Monday, June 22, 2009

The "right way" to write the first test for an object

You've probably come across someone who is teaching unit testing through a book or web page saying something along the following lines: "After writing a test, you should do the bare minimum to make sure the test passes."

Imagine that you're writing a simple calculator class. So many times, someone might say that if the first test is...


def test_adds(self):
c = Calculator()
r = c.add(2,3)
self.assertEquals(r, 5)


then your calculator class should look like...


class Calculator()
def add(self, a, b):
return 5


On the one hand, yes, just having "return 5" makes you test pass. Of course, "bare minimum" depends on what criterion you're using. "return 5" is less than "return a + b" in terms of character length, right? Complexity too, "5" is simpler than the operation "a + b".

The thing is, your calculator program can't add, although you have a test that says "test_can_add". I always found it funny that I could do this again...

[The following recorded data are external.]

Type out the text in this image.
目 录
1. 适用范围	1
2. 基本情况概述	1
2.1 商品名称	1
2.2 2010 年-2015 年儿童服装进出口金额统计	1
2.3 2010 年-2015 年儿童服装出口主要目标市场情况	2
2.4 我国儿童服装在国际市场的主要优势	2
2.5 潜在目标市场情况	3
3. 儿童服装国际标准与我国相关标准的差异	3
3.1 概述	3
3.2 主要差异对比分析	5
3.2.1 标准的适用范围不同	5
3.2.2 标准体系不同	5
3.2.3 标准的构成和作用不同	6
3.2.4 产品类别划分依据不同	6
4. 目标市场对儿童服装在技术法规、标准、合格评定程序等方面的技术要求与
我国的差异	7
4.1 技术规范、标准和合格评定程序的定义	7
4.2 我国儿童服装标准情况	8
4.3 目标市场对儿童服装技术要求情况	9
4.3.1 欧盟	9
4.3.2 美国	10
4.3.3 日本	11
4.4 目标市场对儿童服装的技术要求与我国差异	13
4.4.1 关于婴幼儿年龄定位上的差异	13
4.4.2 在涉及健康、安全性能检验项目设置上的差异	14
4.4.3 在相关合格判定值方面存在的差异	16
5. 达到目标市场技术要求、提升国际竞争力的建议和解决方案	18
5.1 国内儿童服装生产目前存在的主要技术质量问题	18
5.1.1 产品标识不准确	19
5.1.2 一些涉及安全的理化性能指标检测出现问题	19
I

def test_can_still_add(self):
c = Calculator()
r = c.add(6,3)

self.assertEquals(r, 9)


Ok, how about...


class Calculator(object):
def add(self, a, b):
if a == 6:
return 9
return 5


Now, this isn't right, obviously. You're not actually building your class to do what it should do, you're just making it pass the tests. What more, it's more complex than just...


class Calculator(object):
def add(self, a, b):
return a + b


I know this seems like drivel, but how you write this first test shows what you think the point of unit testing is. If you really think the first thing should be "return 5", then your test shouldn't be called "can_add", it should be "can_add_two_and_three", and you have your work cut out ahead of you to finish writing this calculator class. Some people will do something like this...


def test_can_add(self):
c = Calculator()
r1 = c.add(2,3)
r2 = c.add(3,4)

self.assertEquals(r1, 5)
self.assertEquals(r2, 7)


I guess this is acceptable. You no longer can just "return 5". Of course, along with the "do the simplest thing that works" mantra there is the other misunderstood mantra of "one assertion per test". Some people might think that the above breaks this second rule. I don't think it does, you're making the same assertion in both cases of 2+3 and 3+4 (that the object can add correctly), you're just doing it with different data.

However, I still wouldn't do it this way. If every time you write a test, you need to write two versions of the same test, you've doubled your code. And really, I don't see the point, other than to feel good because you think you're doing things the Right Way.

The main reason you might see code with multiple exercises of the same test (such as the example above, exercising the add method twice) is for edge cases. I'd prefer to keep edge cases to their own tests. For example, I would have one test for testing division, and another testing that dividing by zero raises an exception.

Of course, nothing is absolute, (except that (and that (and that...))), so go with what you find to make things simple, and still makes your tests worthwhile.